Since 1800 there's been modest global warming. I'm unqualified to judge between those scientists (the majority) who blame man-made greenhouse gases and those (a small minority) who finger natural variations in the global weather system. But if the majority are correct, the IEA report indicates we're now powerless. We can't end annual greenhouse emissions, and once in the atmosphere, the gases seem to linger for decades. So concentration levels rise. They're the villains; they presumably trap the world's heat. They're already about 36 percent higher than in 1800. Even with its program, the IEA says another 45 percent rise may be unavoidable. How much warming this might create is uncertain; so are the consequences.

I draw two conclusions -- one political, one practical.

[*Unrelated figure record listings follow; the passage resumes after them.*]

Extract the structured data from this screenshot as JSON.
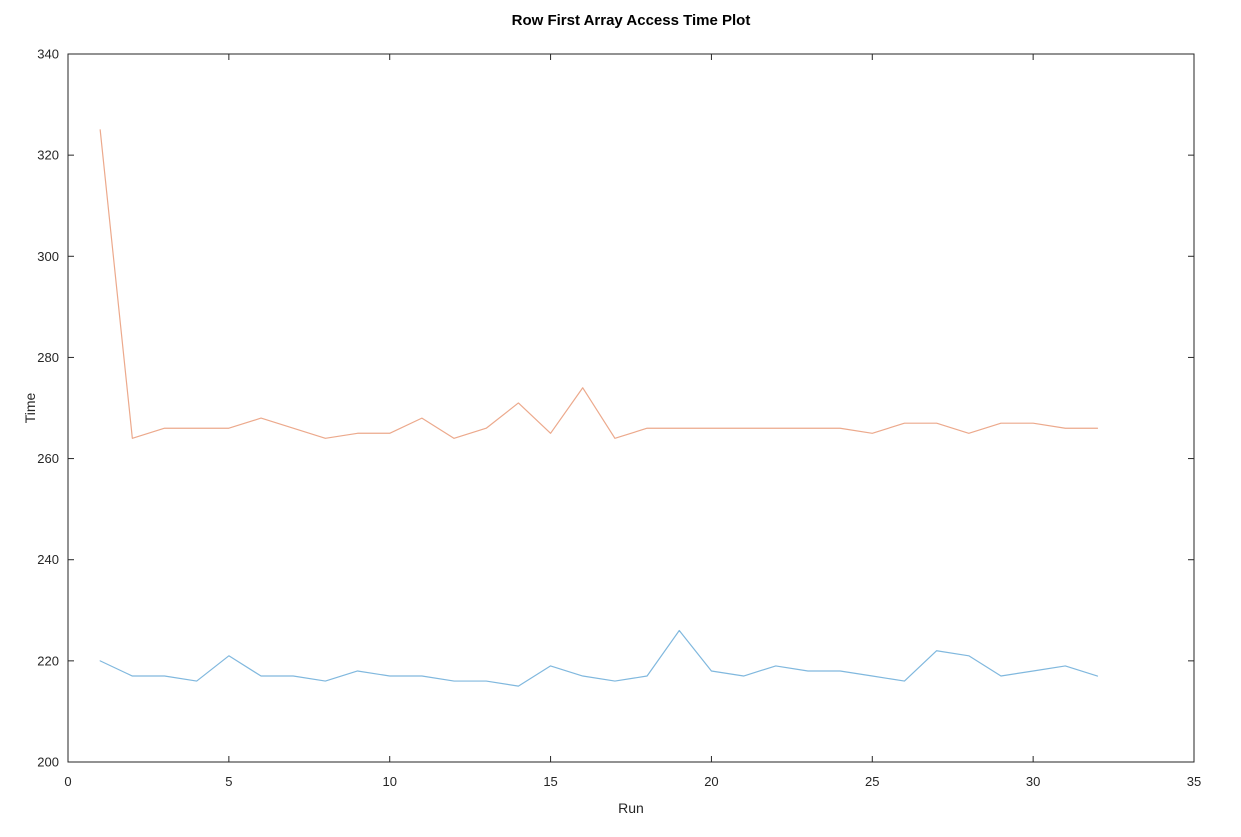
{
  "chart_data": {
    "type": "line",
    "title": "Row First Array Access Time Plot",
    "xlabel": "Run",
    "ylabel": "Time",
    "xlim": [
      0,
      35
    ],
    "ylim": [
      200,
      340
    ],
    "xticks": [
      0,
      5,
      10,
      15,
      20,
      25,
      30,
      35
    ],
    "yticks": [
      200,
      220,
      240,
      260,
      280,
      300,
      320,
      340
    ],
    "grid": false,
    "legend_position": "none",
    "box_frame": true,
    "axis_color": "#262626",
    "background_color": "#ffffff",
    "x": [
      1,
      2,
      3,
      4,
      5,
      6,
      7,
      8,
      9,
      10,
      11,
      12,
      13,
      14,
      15,
      16,
      17,
      18,
      19,
      20,
      21,
      22,
      23,
      24,
      25,
      26,
      27,
      28,
      29,
      30,
      31,
      32
    ],
    "series": [
      {
        "name": "upper-orange-line",
        "color": "#ECA98C",
        "values": [
          325,
          264,
          266,
          266,
          266,
          268,
          266,
          264,
          265,
          265,
          268,
          264,
          266,
          271,
          265,
          274,
          264,
          266,
          266,
          266,
          266,
          266,
          266,
          266,
          265,
          267,
          267,
          265,
          267,
          267,
          266,
          266
        ]
      },
      {
        "name": "lower-blue-line",
        "color": "#80B8DE",
        "values": [
          220,
          217,
          217,
          216,
          221,
          217,
          217,
          216,
          218,
          217,
          217,
          216,
          216,
          215,
          219,
          217,
          216,
          217,
          226,
          218,
          217,
          219,
          218,
          218,
          217,
          216,
          222,
          221,
          217,
          218,
          219,
          217
        ]
      }
    ]
  }
}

No government will adopt the draconian restrictions on economic growth and personal freedom (limits on electricity usage, driving and travel) that might curb global warming. Still, politicians want to show they're "doing something." The result is grandstanding. Consider the Kyoto Protocol. It allowed countries that joined to castigate those that didn't. But it hasn't reduced carbon dioxide emissions (up about 25 percent since 1990), and many signatories didn't adopt tough enough policies to hit their 2008-2012 targets. By some estimates, Europe may overshoot by 15 percent and Japan by 25 percent.

Ambitious U.S. politicians also practice this self-serving hypocrisy. Gov. Arnold Schwarzenegger has a global warming program. Gore counts 221 cities that have "ratified" Kyoto. Some pledge to curb their greenhouse emissions. None of these programs will reduce global warming. They're public relations exercises and -- if they impose costs -- are undesirable. (Note: on national security grounds, I favor taxing oil, but the global warming effect would be trivial.) The practical conclusion is that if global warming is a potential calamity, the only salvation is new technology. I once received an e-mail from an engineer. Thorium, he said. I had never heard of thorium. It is, he argued, a nuclear fuel that is more plentiful and safer than uranium without waste disposal problems. It's an exit from the global warming trap. After reading many articles, I gave up trying to decide whether he is correct. But his larger point is correct: Only an aggressive research and development program might find ways of breaking our dependence on fossil fuels or dealing with it. Perhaps some system could purge the atmosphere of surplus greenhouse gases?

The trouble with the global warming debate is that it has become a moral crusade when it's really an engineering problem. The inconvenient truth is that if we don't solve the engineering problem, we're helpless.